Interface 8: move or peer-scheduling of job_set jobs is not allowed.

  • Visibility: Private
  • Change Control: Stable
  • Details:
    • Jobs that are part of a job_set are not allowed to be peered or moved to another complex.
  • If a peering complex tries to move a job that is part of a job_set from furnishing complex following error code will be returned “PBSE_MOVE_JOBSET” (15211)


Interface 9: When a running job of a job_set is requeued.

  • Visibility: Public
  • Change Control: Stable
  • Details:
    • When a running job of a job_set is requeued all other held jobs are released and put back in queued state.
    • job_comment of all the jobs of the job_set is cleared.

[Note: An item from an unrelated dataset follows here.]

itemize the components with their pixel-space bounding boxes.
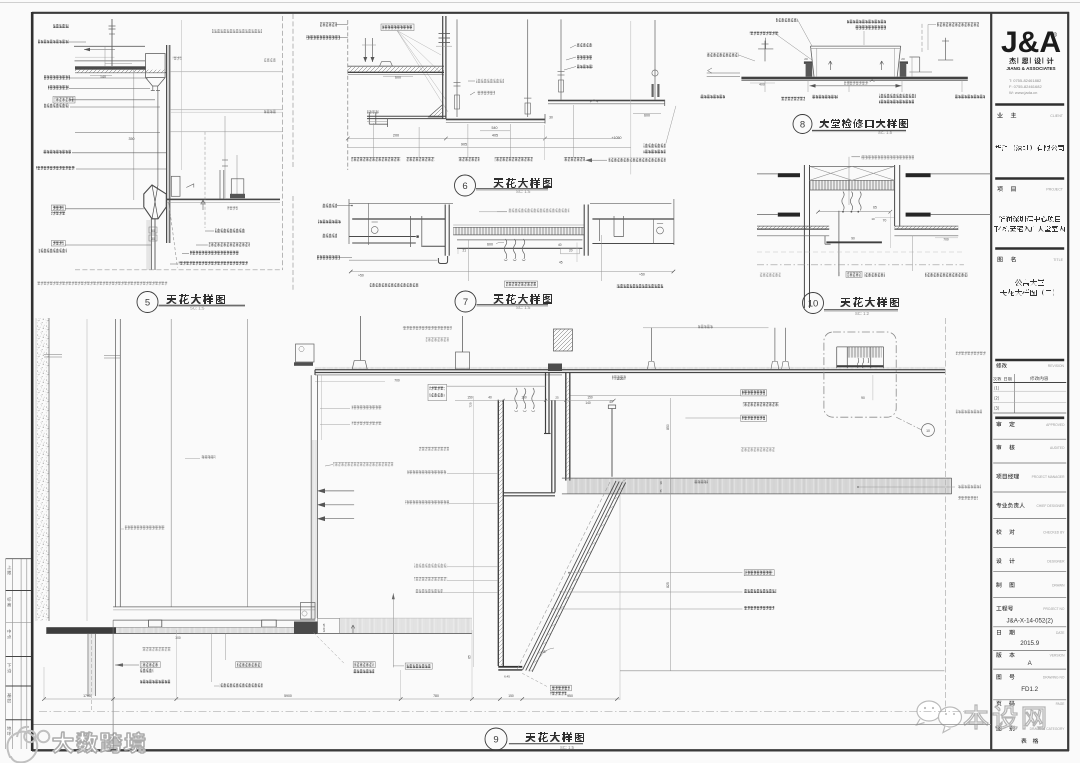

Interface 10: When a job of a job_set starts running

  • Visibility: Public
  • Change Control: Experimental
  • Details:
    • When a job of a job_set start running, all the other jobs of the job_set are also moved to finished state.


FUTURE ENHANCEMENTS

—————————————


Going forward the same concept can be interpreted in terms job arrays as well and job arrays just becomes a subset of a job_set case. Job arrays are essentially job_set with a difference that in this case user wants all its subjobs to run instead of running only one.

 

If we expose a way to tell server whether we need only one job to run out of the set or all the jobs (like –R RUN_ONE|RUN_ALL), then server can internally take a decision when to delete the job_set.

 

Same syntax can be used to even submit job arrays.

EXAMPLE 1:

qsub –R RUN_ALL –L “select=1:ncpus=16:mem=2gb,nfilter=“resources_available[‘os_ver’]>=rhel6 and resources_available[‘color’]==‘blue’ ”,walltime=02:00:00  -L select=2:ncpus=8:mem=2gb,nfilter=“resources_available[‘os_ver’]!=rhel7 and resources_available[‘color’]!=‘black’ ”,walltime=01:45:00 job.scr

 

Since job arrays mostly consists of same resource specifications users can also do something like this –

EXAMPLE 5:

Qsub –R RUN_ALL –J 0-9 –l select=1:ncpus=16:mem=2gb,nfilter=“resources_available[‘os_ver’]>=rhel6 and resources_available[‘color’]==‘blue’ ”,walltime=02:00:00 job.scr

 

If the job is received out of this submission (Example 1  or Example 2) is 123.server1 then one can access the first pool job as 123.server1 or 123[0].server1 and to access second job they can do 123[1].server1. Internally PBS server will map the index of the subjob specified to an actual job which was part of the same job_set.